Болтун. Детская комната. Морские мегеры - Луи-Рене Дефоре

Болтун. Детская комната. Морские мегеры

В настоящей книге впервые представлены на русском языке сочинения французского писателя Луи-Рене Дефоре (1918–2000): его ранняя повесть «Болтун» (1946), высоко оцененная современниками, прежде всего Ж. Батаем и М. Бланшо, сборник рассказов «Детская комната» (1960), развивающий основные темы «Болтуна» и удостоенный Премии критики, а также поэма «Морские мегеры» (1967) — один из наиболее необычных и ярких образцов французской поэзии второй половины XX века.
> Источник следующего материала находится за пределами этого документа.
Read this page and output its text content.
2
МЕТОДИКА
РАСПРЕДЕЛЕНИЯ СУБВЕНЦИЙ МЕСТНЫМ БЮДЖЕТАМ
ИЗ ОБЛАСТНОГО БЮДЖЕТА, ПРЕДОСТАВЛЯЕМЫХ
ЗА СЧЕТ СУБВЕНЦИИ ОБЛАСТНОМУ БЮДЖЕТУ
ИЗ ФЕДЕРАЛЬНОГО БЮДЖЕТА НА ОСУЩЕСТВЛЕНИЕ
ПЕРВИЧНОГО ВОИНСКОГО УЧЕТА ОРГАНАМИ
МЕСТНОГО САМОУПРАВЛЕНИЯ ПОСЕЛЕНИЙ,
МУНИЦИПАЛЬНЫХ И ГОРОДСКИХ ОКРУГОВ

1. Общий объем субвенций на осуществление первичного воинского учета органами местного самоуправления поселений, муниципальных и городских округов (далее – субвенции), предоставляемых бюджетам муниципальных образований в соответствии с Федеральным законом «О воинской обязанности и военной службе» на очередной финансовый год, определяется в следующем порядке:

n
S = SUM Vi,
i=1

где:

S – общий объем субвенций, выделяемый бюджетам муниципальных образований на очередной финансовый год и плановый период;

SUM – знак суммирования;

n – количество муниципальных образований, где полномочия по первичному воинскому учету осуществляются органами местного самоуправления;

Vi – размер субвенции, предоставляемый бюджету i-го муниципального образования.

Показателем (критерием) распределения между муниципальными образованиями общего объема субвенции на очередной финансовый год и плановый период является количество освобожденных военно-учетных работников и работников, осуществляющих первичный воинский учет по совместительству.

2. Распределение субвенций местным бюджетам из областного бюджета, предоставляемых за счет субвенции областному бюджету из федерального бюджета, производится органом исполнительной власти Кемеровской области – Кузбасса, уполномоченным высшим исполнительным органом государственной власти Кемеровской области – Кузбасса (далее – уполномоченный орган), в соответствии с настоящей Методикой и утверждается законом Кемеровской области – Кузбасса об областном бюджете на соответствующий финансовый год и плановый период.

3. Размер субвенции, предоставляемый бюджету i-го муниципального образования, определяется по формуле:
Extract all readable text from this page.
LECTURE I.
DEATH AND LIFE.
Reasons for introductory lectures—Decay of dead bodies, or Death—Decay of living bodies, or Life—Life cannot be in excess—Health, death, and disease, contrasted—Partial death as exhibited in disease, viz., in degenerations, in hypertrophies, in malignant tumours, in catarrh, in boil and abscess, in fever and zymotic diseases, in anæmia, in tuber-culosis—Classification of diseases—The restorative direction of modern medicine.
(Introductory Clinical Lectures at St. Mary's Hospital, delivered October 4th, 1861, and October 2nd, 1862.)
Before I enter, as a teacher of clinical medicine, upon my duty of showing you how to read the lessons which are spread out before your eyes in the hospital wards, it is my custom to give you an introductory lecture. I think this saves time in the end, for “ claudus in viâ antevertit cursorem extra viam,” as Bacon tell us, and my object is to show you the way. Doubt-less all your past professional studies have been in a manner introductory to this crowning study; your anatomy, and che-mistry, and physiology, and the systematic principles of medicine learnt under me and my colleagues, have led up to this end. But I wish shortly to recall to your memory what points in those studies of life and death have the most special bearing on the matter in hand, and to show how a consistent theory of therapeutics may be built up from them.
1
Читать Болтун. Детская комната. Морские мегеры (Дефоре) полностью

Всякому писателю, да и всякому читателю, если только любовь к искусству соединяется в них с глубоким недоверием к приемам искусства, знакома эта двойственность: порыв вдохновения, с одной стороны, критический взгляд, с другой. Я бы сказал, что писание — это действие, совершаемое во мне кем-то, кто говорит в расчете на того во мне, кто слушает. Однако для этих двоих, каждый из которых радикально исключает другого, в то же время полностью исключена и возможность принадлежать к моему личному «я»: потому-то «я», выражающее эту двойственность, и может быть только «я», утратившим себя…

Луи-Рене Дефоре

БОЛТУН


© Editions Gallimard, 1946,1973 (Louis-René des Forêts. Le Bavard)

Глава I

Я часто смотрюсь в зеркало. С ранних лет мое самое сильное желание — обнаруживать в собственном взгляде нечто волнующее. Думаю, я всегда предпочитал женщинам, уверявшим — то ли в любовном ослеплении, то ли в расчете привязать меня к себе, — что я писаный красавец или что у меня энергичное лицо, тех из моих подруг, которые почти шепотом, с какой-то боязливой сдержанностью, говорили мне, что я совсем не похож на других. Ничего странного тут нет, я давно внушил себе: наиболее привлекательным моим качеством должно быть именно своеобразие. В сознании своей незаурядности я обычно и черпал душевные силы. Но теперь, когда спесь с меня слетела, могу ли я утаить от себя, что ничем не отличаюсь от остальных? Я морщусь, выводя на бумаге эти строки. То, что сам я узнал наконец нестерпимую истину, еще куда ни шло, а вот сообщать ее вам — совсем другое дело! Правда, к моей растерянности примешивается чувство горького наслаждения, которое мы порой находим в публичном признании одного из своих недостатков, даже если он никому не интересен. Меня, возможно, спросят: а не предпринял ли я мою исповедь только для того, чтобы ощутить это, отчасти болезненное, наслаждение — примерно так, как поступают некоторые люди утонченного склада, с расчетливой замедленностью теребя ногтем указательного пальца ранку на нижней губе, нарочно ими расцарапанной, или буравя кончиком языка мякоть незрелого лимона. Тут я могу лишь улыбнуться и, улыбаясь, ответить вам, что смею похвастаться отсутствием склонности к доверительным беседам; друзья называют меня воплощенной молчаливостью, и они не станут отрицать: ни разу, несмотря на все ухищрения, им не удалось вытянуть из меня то, что я прячу в себе. Они даже считают эту неспособность открыться другому изрядно мне вредящей, а потому заслуживающей сочувствия, и я с наслаждением, точь-в-точь таким же, какое сейчас описал, замечу, что скрытое тщеславие побуждает меня извлекать выгоду из этой их убежденности, симулируя или просто преувеличивая страдания, причиняемые мне столь плачевной слабостью, — как если бы я хранил в душе великую тайну, которую с облегчением кому-нибудь поведал, не считай я эту тайну, ввиду ее исключительного и к тому же глубоко личного характера, ни в коем случае не подлежащей оглашению.